In dem diesem Zwischenverfahren zugrunde liegenden Hauptsacheverfahren begehrt die Klägerin die Feststellung, dass die Erhebung und Speicherung von Daten zu ihrer Person durch den Beklagten rechtswidrig gewesen ist.

Im Hauptsacheverfahren hat das Verwaltungsgericht H. den Beklagten im Februar 2018 aufgefordert, die vollständigen Unterlagen zu übersenden. Der Beklagte teilte daraufhin mit, dass die Akten in einem In-camera-Verfahren im Zusammenhang mit einem anderen, vor dem Verwaltungsgericht G. anhängigen Klageverfahren der Klägerin um Auskunft zu den über sie beim Beklagten gespeicherten Daten dem Niedersächsischen Oberverwaltungsgericht vorgelegt worden seien. Er übersandte auch dem Verwaltungsgericht H. eine teilweise geschwärzte Teilkopie seiner Akten sowie die gegenüber dem Verwaltungsgericht G. abgegebene Sperrerklärung vom 30. April 2018.

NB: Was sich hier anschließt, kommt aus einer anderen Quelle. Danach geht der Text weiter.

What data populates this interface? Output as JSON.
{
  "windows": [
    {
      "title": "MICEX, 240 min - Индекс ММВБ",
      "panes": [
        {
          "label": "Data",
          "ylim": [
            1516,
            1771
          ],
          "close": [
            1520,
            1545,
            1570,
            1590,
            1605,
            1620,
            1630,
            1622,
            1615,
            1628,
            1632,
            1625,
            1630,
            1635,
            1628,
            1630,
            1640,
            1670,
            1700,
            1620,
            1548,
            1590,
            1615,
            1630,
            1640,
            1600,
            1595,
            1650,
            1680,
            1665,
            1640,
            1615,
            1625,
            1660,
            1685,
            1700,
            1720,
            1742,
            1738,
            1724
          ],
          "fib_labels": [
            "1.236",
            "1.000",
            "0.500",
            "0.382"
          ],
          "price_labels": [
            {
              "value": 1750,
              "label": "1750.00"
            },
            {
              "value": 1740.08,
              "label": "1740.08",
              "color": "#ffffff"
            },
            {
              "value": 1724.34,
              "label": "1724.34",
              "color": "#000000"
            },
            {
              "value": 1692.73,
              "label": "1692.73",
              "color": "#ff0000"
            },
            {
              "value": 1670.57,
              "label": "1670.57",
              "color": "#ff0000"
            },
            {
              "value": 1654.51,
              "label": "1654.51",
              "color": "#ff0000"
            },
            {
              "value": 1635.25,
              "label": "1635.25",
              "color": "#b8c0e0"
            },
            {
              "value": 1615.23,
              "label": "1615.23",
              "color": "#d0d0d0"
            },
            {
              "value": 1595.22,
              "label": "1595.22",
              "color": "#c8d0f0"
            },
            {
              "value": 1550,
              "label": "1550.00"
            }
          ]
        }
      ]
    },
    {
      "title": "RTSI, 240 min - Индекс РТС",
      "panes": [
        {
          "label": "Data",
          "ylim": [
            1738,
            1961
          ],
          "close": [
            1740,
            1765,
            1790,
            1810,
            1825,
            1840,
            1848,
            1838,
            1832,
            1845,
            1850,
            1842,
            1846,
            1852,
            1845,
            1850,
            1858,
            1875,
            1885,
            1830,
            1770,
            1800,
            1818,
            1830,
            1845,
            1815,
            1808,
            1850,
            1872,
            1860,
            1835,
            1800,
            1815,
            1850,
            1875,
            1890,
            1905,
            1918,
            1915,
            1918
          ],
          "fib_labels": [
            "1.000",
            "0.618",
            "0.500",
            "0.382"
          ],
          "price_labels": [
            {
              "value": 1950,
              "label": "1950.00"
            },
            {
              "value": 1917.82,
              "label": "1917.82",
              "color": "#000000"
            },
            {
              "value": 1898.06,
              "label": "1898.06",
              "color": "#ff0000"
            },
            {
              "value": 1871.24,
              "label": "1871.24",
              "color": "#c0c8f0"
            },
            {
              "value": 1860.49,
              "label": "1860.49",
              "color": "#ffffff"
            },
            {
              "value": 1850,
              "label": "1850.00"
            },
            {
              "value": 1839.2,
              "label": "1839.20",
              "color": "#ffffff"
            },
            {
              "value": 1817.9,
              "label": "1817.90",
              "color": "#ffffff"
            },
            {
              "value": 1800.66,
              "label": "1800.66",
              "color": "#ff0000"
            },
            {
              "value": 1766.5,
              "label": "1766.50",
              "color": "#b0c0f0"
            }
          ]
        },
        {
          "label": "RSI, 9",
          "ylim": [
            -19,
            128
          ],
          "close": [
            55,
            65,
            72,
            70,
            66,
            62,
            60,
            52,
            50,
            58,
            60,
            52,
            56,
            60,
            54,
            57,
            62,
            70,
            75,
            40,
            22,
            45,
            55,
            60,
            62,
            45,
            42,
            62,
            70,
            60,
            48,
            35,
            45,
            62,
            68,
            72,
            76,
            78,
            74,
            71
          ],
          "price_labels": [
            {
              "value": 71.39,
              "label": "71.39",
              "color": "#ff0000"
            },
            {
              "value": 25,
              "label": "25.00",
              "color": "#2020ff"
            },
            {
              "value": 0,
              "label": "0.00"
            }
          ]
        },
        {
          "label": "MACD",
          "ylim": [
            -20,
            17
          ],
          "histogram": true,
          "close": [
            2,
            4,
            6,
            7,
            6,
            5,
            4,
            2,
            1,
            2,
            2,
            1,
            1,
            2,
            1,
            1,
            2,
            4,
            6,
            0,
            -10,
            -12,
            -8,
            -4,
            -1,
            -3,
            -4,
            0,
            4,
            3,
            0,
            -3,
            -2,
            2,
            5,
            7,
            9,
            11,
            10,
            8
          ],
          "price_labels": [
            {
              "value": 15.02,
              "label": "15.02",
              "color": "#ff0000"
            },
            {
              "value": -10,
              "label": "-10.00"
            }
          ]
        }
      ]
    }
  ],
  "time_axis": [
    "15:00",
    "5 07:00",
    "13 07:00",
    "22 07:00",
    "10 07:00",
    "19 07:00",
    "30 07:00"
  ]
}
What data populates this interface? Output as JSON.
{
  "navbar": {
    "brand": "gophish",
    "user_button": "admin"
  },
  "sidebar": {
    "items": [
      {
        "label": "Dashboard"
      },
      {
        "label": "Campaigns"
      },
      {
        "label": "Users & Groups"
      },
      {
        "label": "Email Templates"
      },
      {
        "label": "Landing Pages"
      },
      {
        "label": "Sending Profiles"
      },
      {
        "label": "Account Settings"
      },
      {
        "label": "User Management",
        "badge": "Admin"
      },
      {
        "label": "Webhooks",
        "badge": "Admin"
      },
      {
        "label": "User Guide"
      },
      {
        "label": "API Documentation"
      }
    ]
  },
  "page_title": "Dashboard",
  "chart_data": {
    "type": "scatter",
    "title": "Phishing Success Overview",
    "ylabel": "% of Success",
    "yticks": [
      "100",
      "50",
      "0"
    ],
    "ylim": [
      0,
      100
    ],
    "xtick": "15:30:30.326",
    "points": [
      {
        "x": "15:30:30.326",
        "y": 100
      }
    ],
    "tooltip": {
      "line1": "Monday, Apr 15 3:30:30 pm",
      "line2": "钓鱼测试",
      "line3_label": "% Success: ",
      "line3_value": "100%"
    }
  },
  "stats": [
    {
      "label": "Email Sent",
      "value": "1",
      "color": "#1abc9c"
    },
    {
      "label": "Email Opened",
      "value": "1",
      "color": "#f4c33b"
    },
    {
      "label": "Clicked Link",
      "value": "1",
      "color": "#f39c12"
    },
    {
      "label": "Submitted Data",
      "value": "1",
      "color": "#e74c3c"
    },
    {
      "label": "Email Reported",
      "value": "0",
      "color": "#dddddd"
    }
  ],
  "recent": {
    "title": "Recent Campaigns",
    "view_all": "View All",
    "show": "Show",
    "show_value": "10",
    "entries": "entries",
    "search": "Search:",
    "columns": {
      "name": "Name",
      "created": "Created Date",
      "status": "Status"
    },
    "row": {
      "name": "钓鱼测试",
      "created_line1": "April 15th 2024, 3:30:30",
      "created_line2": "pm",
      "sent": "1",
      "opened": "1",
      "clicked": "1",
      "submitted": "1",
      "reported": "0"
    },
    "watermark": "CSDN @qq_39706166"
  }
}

Mit Beschluss vom 17. Dezember 2018 hat der Fachsenat des Niedersächsischen Oberverwaltungsgerichts festgestellt, dass die Sperrerklärung vom 30. April 2018 rechtswidrig ist, soweit sie sich auf Blatt 7, 8 und 13 der Verwaltungsakte bezieht. Der Beklagte legte daraufhin dem Verwaltungsgericht G. die Seiten 7, 8 und 13 der Verwaltungsakte in Kopien vor, die die Vorgaben des Beschlusses vom 17. Dezember 2018 bei den Schwärzungen berücksichtigten. Des Weiteren reichte er den Beschluss des Niedersächsischen Oberverwaltungsgerichts sowie die neuen teilgeschwärzten Kopien der genannten drei Seiten der Verwaltungsakte auch beim Verwaltungsgericht H. ein, verwies im Übrigen aber auf die Sperrerklärung vom 30. April 2018.

Am 28. Oktober 2019 beschloss das Verwaltungsgericht H., Beweis über den Inhalt der über die Klägerin erhobenen und gespeicherten personenbezogenen Daten durch Einsichtnahme in die vollständigen Vorgänge des Beklagten, die solche Daten enthalten, zu erheben. Es forderte den Beklagten auf, dem Gericht diesbezüglich sämtliche Akten, Aktenbestandteile und vollständige Kopien digitaler Vorgänge vollständig und ohne Schwärzungen vorzulegen. Für die Beurteilung der Rechtmäßigkeit der Erhebung und Speicherung dieser Daten sei ihre Kenntnis entscheidungserheblich. Es sei zweifelhaft, ob die auf ein anderes Verfahren bezogene Sperrerklärung vom 30. April 2018 auf das vorliegende Verfahren anwendbar sei. Zudem hätten sich durch die Enttarnung einer Vertrauensperson die tatsächlichen Umstände zwischenzeitlich geändert. In der Folge legte der Beklagte einen teilweise geschwärzten Teil seiner Akten vor, verweigerte die Vorlage der vollständigen ungeschwärzten Akten aber unter Abgabe einer neuen Sperrerklärung vom 3. Dezember 2019.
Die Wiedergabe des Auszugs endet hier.